Australian mango farmers are predicted to get a "good price" for their produce, due to a well-timed harvest across the Northern Territory and Queensland.
Outgoing Australian Mango Industry Association chief executive officer, Brett Kelly, said unseasonal winter conditions had slightly pushed back Northern Queensland growers' harvest allowing a steady stream of mangoes to hit the market providing a good return for farmers.
"Most farmers in North Queensland are experiencing a late bloom and in a way it's not too bad. Ideally you'll get the Northern Territory mangoes, North Queensland, then South East Queensland, providing consumers with a steady supply of mangoes this season," Mr Kelly said.
"Last year we had a volume timing issue through seasonality. So the Northern Territory harvest was late and it all hit at the one time. What that does in a supply and demand market is that a lot of volume pushes the price down, so it wasn't good for farmers."
However this year, Mr Kelly predicts growers will see a good return.
"This year it has been reverse, the NT had their window, and North Queensland is a bit later, so the good thing with that is the price should hold allowing growers to get a better price," he said.

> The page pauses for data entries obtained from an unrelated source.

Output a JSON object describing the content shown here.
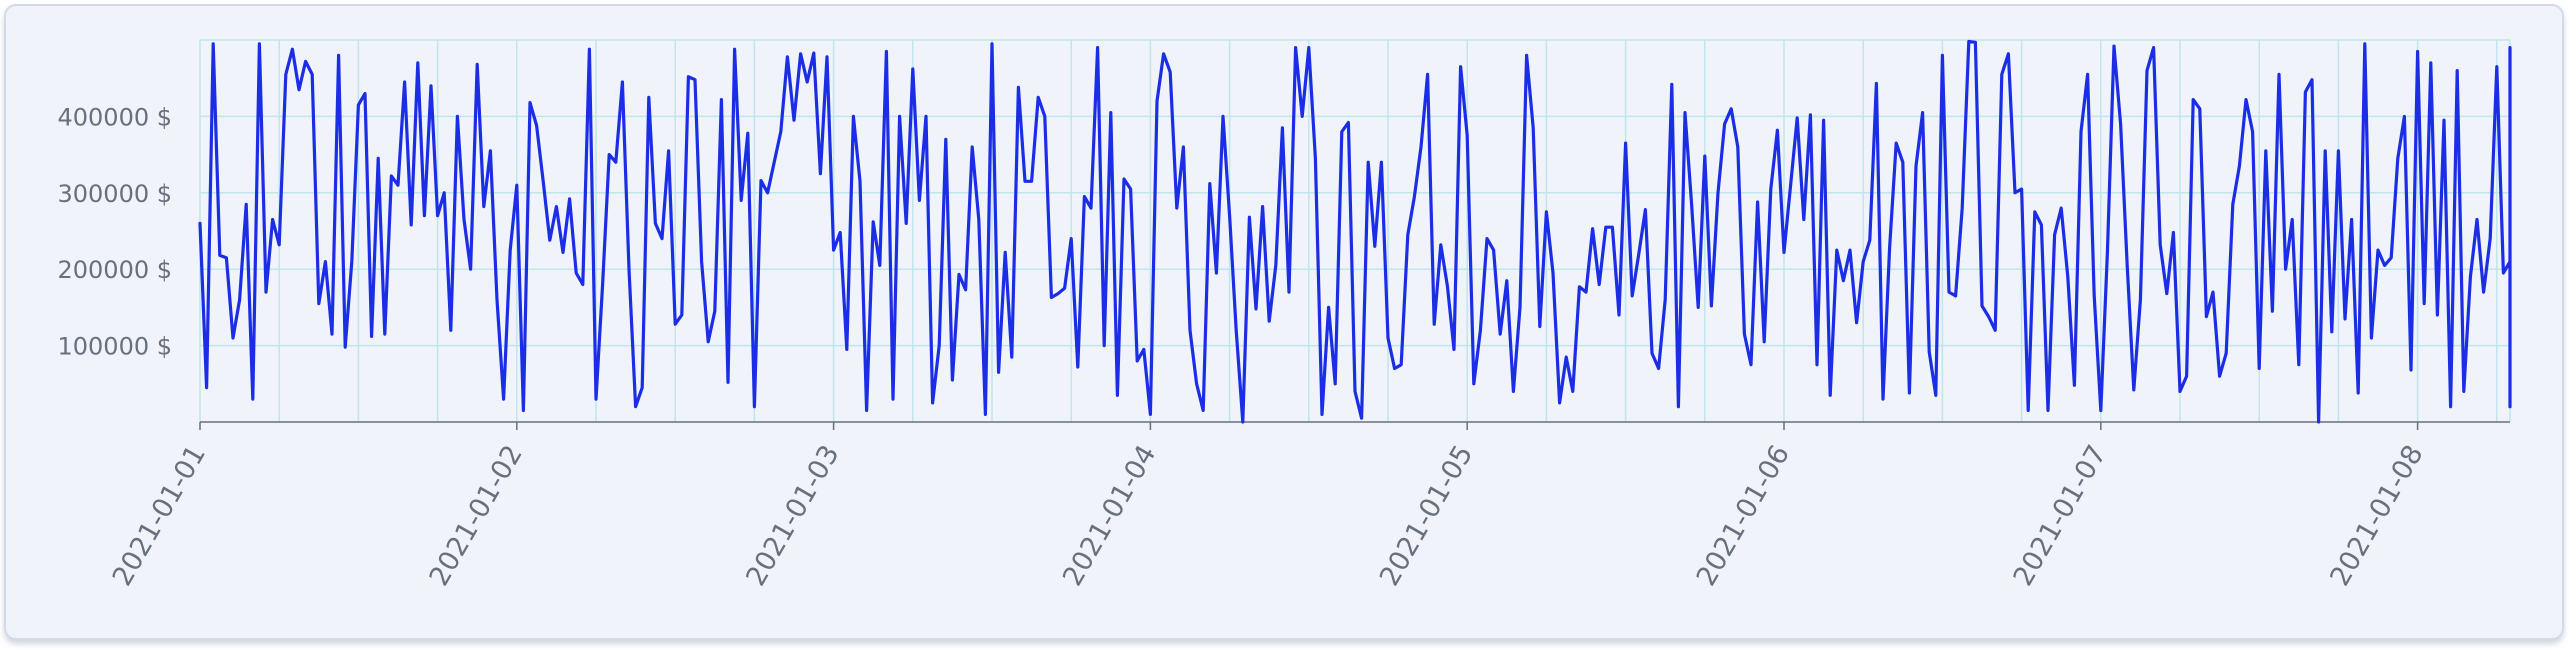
{
  "chart_data": {
    "type": "line",
    "title": "",
    "xlabel": "",
    "ylabel": "",
    "x_tick_labels": [
      "2021-01-01",
      "2021-01-02",
      "2021-01-03",
      "2021-01-04",
      "2021-01-05",
      "2021-01-06",
      "2021-01-07",
      "2021-01-08"
    ],
    "y_tick_labels": [
      "100000 $",
      "200000 $",
      "300000 $",
      "400000 $"
    ],
    "y_ticks": [
      100000,
      200000,
      300000,
      400000
    ],
    "ylim": [
      0,
      500000
    ],
    "xlim": [
      "2021-01-01T00:00",
      "2021-01-08T07:00"
    ],
    "x_interval": "30min",
    "x_start": "2021-01-01T00:00",
    "grid": true,
    "legend": "none",
    "colors": {
      "line": "#1b2ee6",
      "grid": "#bfe6ea",
      "axis": "#69707d",
      "card_bg": "#f0f3f9"
    },
    "series": [
      {
        "values": [
          260000,
          45000,
          495000,
          218000,
          215000,
          110000,
          160000,
          285000,
          30000,
          495000,
          170000,
          265000,
          232000,
          455000,
          488000,
          435000,
          472000,
          455000,
          155000,
          210000,
          115000,
          480000,
          98000,
          210000,
          415000,
          430000,
          112000,
          345000,
          115000,
          322000,
          310000,
          445000,
          258000,
          470000,
          270000,
          440000,
          270000,
          300000,
          120000,
          400000,
          265000,
          200000,
          468000,
          282000,
          355000,
          160000,
          30000,
          225000,
          310000,
          15000,
          418000,
          388000,
          315000,
          238000,
          282000,
          222000,
          292000,
          195000,
          180000,
          488000,
          30000,
          180000,
          350000,
          340000,
          445000,
          200000,
          20000,
          45000,
          425000,
          260000,
          240000,
          355000,
          128000,
          140000,
          452000,
          448000,
          210000,
          105000,
          145000,
          422000,
          52000,
          488000,
          290000,
          378000,
          20000,
          316000,
          300000,
          340000,
          380000,
          478000,
          395000,
          482000,
          445000,
          483000,
          325000,
          478000,
          225000,
          248000,
          95000,
          400000,
          315000,
          15000,
          262000,
          205000,
          485000,
          30000,
          400000,
          260000,
          462000,
          290000,
          400000,
          25000,
          100000,
          370000,
          55000,
          193000,
          173000,
          360000,
          265000,
          10000,
          495000,
          65000,
          222000,
          85000,
          438000,
          315000,
          315000,
          425000,
          400000,
          163000,
          168000,
          175000,
          240000,
          72000,
          295000,
          280000,
          490000,
          100000,
          405000,
          35000,
          318000,
          305000,
          80000,
          95000,
          10000,
          420000,
          482000,
          458000,
          280000,
          360000,
          120000,
          50000,
          15000,
          312000,
          195000,
          400000,
          270000,
          120000,
          0,
          268000,
          148000,
          282000,
          132000,
          205000,
          385000,
          170000,
          490000,
          400000,
          490000,
          345000,
          10000,
          150000,
          50000,
          380000,
          392000,
          40000,
          5000,
          340000,
          230000,
          340000,
          110000,
          70000,
          75000,
          245000,
          295000,
          360000,
          455000,
          128000,
          232000,
          178000,
          95000,
          465000,
          375000,
          50000,
          120000,
          240000,
          225000,
          115000,
          185000,
          40000,
          150000,
          480000,
          385000,
          125000,
          275000,
          195000,
          25000,
          85000,
          40000,
          177000,
          170000,
          253000,
          180000,
          255000,
          255000,
          140000,
          365000,
          165000,
          220000,
          278000,
          90000,
          70000,
          160000,
          442000,
          20000,
          405000,
          285000,
          150000,
          348000,
          152000,
          300000,
          390000,
          410000,
          360000,
          115000,
          75000,
          288000,
          105000,
          305000,
          382000,
          222000,
          310000,
          398000,
          265000,
          402000,
          75000,
          395000,
          35000,
          225000,
          185000,
          225000,
          130000,
          210000,
          238000,
          443000,
          30000,
          228000,
          365000,
          340000,
          38000,
          335000,
          405000,
          92000,
          35000,
          480000,
          170000,
          165000,
          280000,
          498000,
          497000,
          152000,
          138000,
          120000,
          455000,
          482000,
          300000,
          305000,
          15000,
          275000,
          258000,
          15000,
          245000,
          280000,
          190000,
          48000,
          380000,
          455000,
          165000,
          15000,
          222000,
          492000,
          390000,
          205000,
          42000,
          160000,
          460000,
          490000,
          232000,
          168000,
          248000,
          40000,
          60000,
          422000,
          410000,
          138000,
          170000,
          60000,
          90000,
          285000,
          335000,
          422000,
          380000,
          70000,
          355000,
          145000,
          455000,
          200000,
          265000,
          75000,
          432000,
          448000,
          0,
          355000,
          118000,
          355000,
          135000,
          265000,
          38000,
          495000,
          110000,
          225000,
          205000,
          215000,
          345000,
          400000,
          68000,
          485000,
          155000,
          470000,
          140000,
          395000,
          20000,
          460000,
          40000,
          190000,
          265000,
          170000,
          240000,
          465000,
          195000,
          210000,
          175000,
          60000,
          355000,
          255000,
          215000,
          345000,
          278000,
          490000,
          20000,
          180000,
          462000,
          325000,
          310000,
          232000,
          350000,
          260000
        ]
      }
    ]
  }
}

"This year consumers will pay a bit more, which isn't a bad thing. We need growers to get a fair price to cover costs. The costs of production has been going through the roof over the last year or so, so if growers can get a fair price they can reinvest in their farms."
While volume is predicted to be down 30 per cent on last year's harvest, Mr Kelly says there will still be adequate supply of mangoes this season.

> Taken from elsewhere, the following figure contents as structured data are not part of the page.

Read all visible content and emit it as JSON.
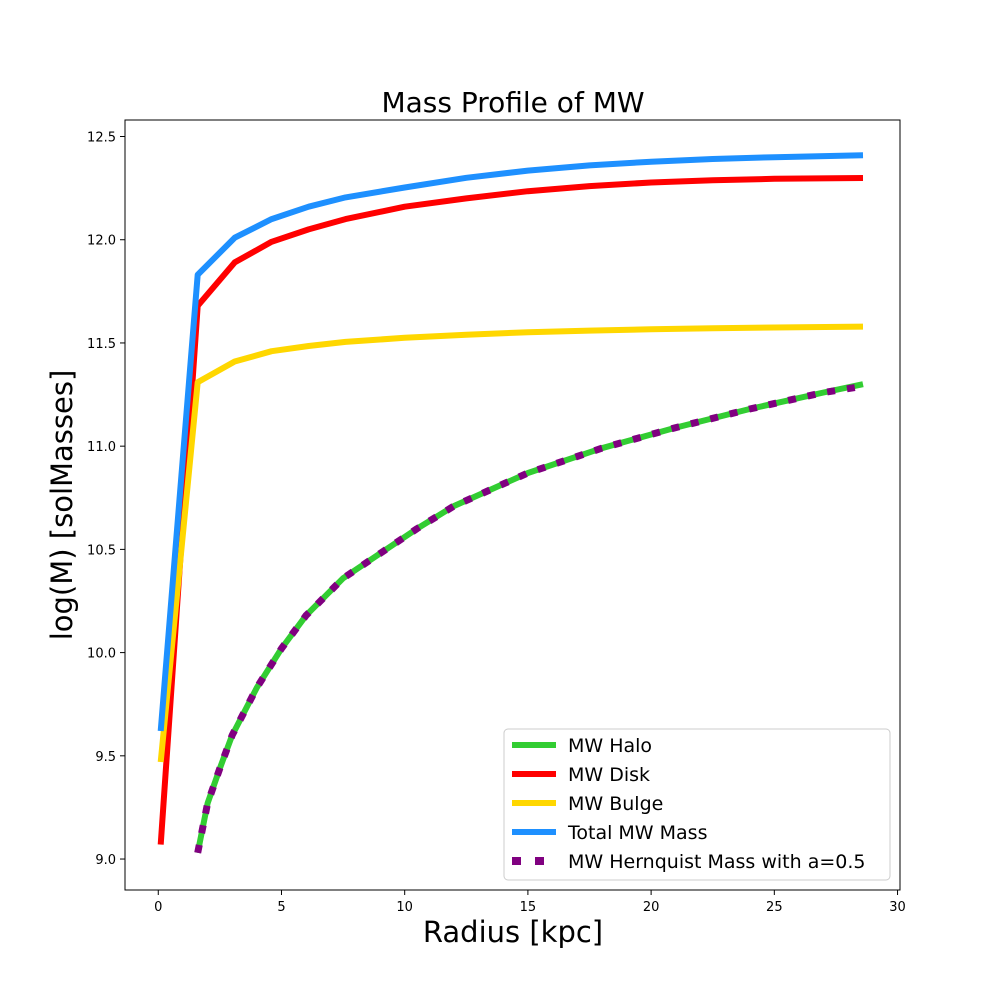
{
  "chart_data": {
    "type": "line",
    "title": "Mass Profile of MW",
    "xlabel": "Radius [kpc]",
    "ylabel": "log(M) [solMasses]",
    "xlim": [
      -1.35,
      30.1
    ],
    "ylim": [
      8.85,
      12.58
    ],
    "xticks": [
      0,
      5,
      10,
      15,
      20,
      25,
      30
    ],
    "xtick_labels": [
      "0",
      "5",
      "10",
      "15",
      "20",
      "25",
      "30"
    ],
    "yticks": [
      9.0,
      9.5,
      10.0,
      10.5,
      11.0,
      11.5,
      12.0,
      12.5
    ],
    "ytick_labels": [
      "9.0",
      "9.5",
      "10.0",
      "10.5",
      "11.0",
      "11.5",
      "12.0",
      "12.5"
    ],
    "grid": false,
    "legend_position": "lower-right",
    "series": [
      {
        "name": "MW Halo",
        "color": "#32cd32",
        "style": "solid",
        "x": [
          1.6,
          2.0,
          2.5,
          3.0,
          4.0,
          5.0,
          6.0,
          7.5,
          9.0,
          10.5,
          12.0,
          15.0,
          18.0,
          21.0,
          24.0,
          27.0,
          28.6
        ],
        "y": [
          9.03,
          9.27,
          9.44,
          9.6,
          9.83,
          10.02,
          10.18,
          10.36,
          10.48,
          10.6,
          10.71,
          10.87,
          10.99,
          11.09,
          11.18,
          11.26,
          11.3
        ]
      },
      {
        "name": "MW Disk",
        "color": "#ff0000",
        "style": "solid",
        "x": [
          0.1,
          1.6,
          3.1,
          4.6,
          6.1,
          7.6,
          10.0,
          12.5,
          15.0,
          17.5,
          20.0,
          22.5,
          25.0,
          28.6
        ],
        "y": [
          9.07,
          11.68,
          11.89,
          11.99,
          12.05,
          12.1,
          12.16,
          12.2,
          12.235,
          12.26,
          12.277,
          12.288,
          12.295,
          12.299
        ]
      },
      {
        "name": "MW Bulge",
        "color": "#ffd700",
        "style": "solid",
        "x": [
          0.1,
          1.6,
          3.1,
          4.6,
          6.1,
          7.6,
          10.0,
          12.5,
          15.0,
          17.5,
          20.0,
          22.5,
          25.0,
          28.6
        ],
        "y": [
          9.47,
          11.31,
          11.41,
          11.46,
          11.485,
          11.505,
          11.525,
          11.54,
          11.552,
          11.56,
          11.566,
          11.571,
          11.575,
          11.579
        ]
      },
      {
        "name": "Total MW Mass",
        "color": "#1e90ff",
        "style": "solid",
        "x": [
          0.1,
          1.6,
          3.1,
          4.6,
          6.1,
          7.6,
          10.0,
          12.5,
          15.0,
          17.5,
          20.0,
          22.5,
          25.0,
          28.6
        ],
        "y": [
          9.62,
          11.83,
          12.01,
          12.1,
          12.16,
          12.205,
          12.253,
          12.3,
          12.335,
          12.36,
          12.378,
          12.391,
          12.4,
          12.409
        ]
      },
      {
        "name": "MW Hernquist Mass with a=0.5",
        "color": "#800080",
        "style": "dotted",
        "x": [
          1.6,
          2.0,
          2.5,
          3.0,
          4.0,
          5.0,
          6.0,
          7.5,
          9.0,
          10.5,
          12.0,
          15.0,
          18.0,
          21.0,
          24.0,
          27.0,
          28.6
        ],
        "y": [
          9.03,
          9.27,
          9.44,
          9.6,
          9.83,
          10.02,
          10.18,
          10.36,
          10.48,
          10.6,
          10.71,
          10.87,
          10.99,
          11.09,
          11.18,
          11.26,
          11.29
        ]
      }
    ]
  }
}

"Volume is down on last year, but last year we saw substantially higher volume, but there are still plenty of mangoes so consumers are still going to get their mangoes right through the festive season," he said.
"The total trays last year for the whole industry was 10.8 million, and the year before that it was about 9.7 million. The average is around 10 million if the windows are all correct.
"It is really hard to predict until you get to the end of the season, but the number we are getting thrown around is down about 30 percent on last year."